Jeune femme portant un drapeau américain

L’hégémonie de la langue anglo-américaine et ses effets en Europe


Quand une langue étrangère façonne notre manière de penser


La langue n’est pas neutre. Lorsqu’une langue devient dominante, elle structure la pensée de ceux qui l’emploient et diffuse une vision du monde. En Europe, l’hégémonie de l’anglais américain ne relève pas d’un simple choix pratique : elle est le produit d’un rapport de puissance. Cette domination linguistique a des effets culturels et politiques profonds, car penser dans une langue importée revient souvent à adopter l’univers intellectuel de ceux qui la portent.


L’anglais comme langue de travail dans le monde entier

En Europe, l’anglais s’est imposé dans la recherche, l’enseignement supérieur, les entreprises et les institutions. Des thèses sont rédigées en anglais même lorsqu’elles portent sur des sujets locaux. Des masters européens sont enseignés uniquement en anglais à des étudiants européens. À la Commission européenne, l’anglais est souvent la langue de départ des documents internes. Les traductions viennent après. Cette langue porte une manière de penser marquée par l’expérience américaine. Elle s’est imposée par la puissance, non par un choix collectif.

Le lien avec la puissance et la sécurité

La puissance militaire, technologique et stratégique des États-Unis rend leur langue incontournable. Dans l’OTAN, l’anglais est la langue opérationnelle exclusive. Dans le numérique de défense, les logiciels, les protocoles et la documentation sont en anglais. Pour coopérer, se protéger ou innover, l’Europe adopte cette langue. Elle devient celle de la crédibilité et de la modernité, tandis que les langues européennes sont perçues comme secondaires.

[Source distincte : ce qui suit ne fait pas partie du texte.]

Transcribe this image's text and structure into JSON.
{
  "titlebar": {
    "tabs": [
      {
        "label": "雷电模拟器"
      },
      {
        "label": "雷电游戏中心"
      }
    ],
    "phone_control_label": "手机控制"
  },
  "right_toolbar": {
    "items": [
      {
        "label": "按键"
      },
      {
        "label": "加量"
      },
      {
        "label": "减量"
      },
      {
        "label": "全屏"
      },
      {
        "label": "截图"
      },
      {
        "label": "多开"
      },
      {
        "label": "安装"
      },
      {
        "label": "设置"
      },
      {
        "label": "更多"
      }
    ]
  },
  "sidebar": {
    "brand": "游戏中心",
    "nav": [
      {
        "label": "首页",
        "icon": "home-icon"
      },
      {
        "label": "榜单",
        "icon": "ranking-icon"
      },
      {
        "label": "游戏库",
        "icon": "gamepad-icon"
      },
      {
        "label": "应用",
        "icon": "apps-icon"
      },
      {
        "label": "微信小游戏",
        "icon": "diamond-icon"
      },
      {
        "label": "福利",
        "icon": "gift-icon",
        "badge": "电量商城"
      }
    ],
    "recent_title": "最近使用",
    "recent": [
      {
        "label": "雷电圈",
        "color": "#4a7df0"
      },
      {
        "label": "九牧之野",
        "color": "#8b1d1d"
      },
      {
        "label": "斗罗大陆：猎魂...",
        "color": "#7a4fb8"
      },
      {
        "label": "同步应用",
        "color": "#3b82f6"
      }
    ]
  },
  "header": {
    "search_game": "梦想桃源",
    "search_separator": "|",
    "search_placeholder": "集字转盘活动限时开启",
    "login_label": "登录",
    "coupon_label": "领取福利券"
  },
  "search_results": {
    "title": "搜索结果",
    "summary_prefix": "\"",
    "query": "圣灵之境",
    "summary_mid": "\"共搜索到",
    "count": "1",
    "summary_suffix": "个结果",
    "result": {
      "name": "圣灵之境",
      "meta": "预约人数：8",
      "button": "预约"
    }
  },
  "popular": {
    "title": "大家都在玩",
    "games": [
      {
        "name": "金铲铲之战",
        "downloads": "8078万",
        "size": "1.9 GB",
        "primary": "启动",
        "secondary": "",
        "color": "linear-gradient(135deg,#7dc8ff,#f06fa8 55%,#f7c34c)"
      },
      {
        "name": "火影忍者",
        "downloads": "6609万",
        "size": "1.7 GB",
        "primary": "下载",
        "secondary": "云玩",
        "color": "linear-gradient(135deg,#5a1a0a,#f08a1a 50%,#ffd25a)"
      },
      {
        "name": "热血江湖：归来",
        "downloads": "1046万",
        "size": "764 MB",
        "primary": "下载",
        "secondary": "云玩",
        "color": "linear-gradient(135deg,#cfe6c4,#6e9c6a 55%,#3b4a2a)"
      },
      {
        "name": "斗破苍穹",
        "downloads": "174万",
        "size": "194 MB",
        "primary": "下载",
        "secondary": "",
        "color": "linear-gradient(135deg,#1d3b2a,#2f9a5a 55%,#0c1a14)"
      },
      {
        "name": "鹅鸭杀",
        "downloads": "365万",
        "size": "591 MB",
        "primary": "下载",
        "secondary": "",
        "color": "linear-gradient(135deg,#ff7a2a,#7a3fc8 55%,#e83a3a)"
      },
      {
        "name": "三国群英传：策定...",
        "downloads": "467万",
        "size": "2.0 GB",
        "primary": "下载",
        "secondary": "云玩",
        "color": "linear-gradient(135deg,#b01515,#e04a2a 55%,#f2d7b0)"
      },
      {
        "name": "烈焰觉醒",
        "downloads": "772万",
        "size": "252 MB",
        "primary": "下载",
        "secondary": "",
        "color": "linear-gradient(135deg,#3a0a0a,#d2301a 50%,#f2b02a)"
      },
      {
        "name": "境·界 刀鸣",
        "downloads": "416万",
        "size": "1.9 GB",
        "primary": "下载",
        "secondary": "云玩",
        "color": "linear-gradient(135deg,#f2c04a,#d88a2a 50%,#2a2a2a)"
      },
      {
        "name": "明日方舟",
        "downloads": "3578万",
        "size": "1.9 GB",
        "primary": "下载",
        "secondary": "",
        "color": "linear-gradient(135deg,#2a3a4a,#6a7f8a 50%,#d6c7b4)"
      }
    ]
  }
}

Le mécanisme d’effacement linguistique

Les langues européennes reculent dans les lieux où se fabriquent les concepts et les décisions. Les publications scientifiques comptent davantage si elles sont en anglais. Les appels à projets européens sont rédigés en anglais. Les notions clés de stratégie, de gouvernance ou de cybersécurité sont d’abord formulées en anglais, puis traduites, souvent avec un décalage de sens. Les langues nationales restent vivantes dans la culture et l’émotion, mais sortent du cœur décisionnel.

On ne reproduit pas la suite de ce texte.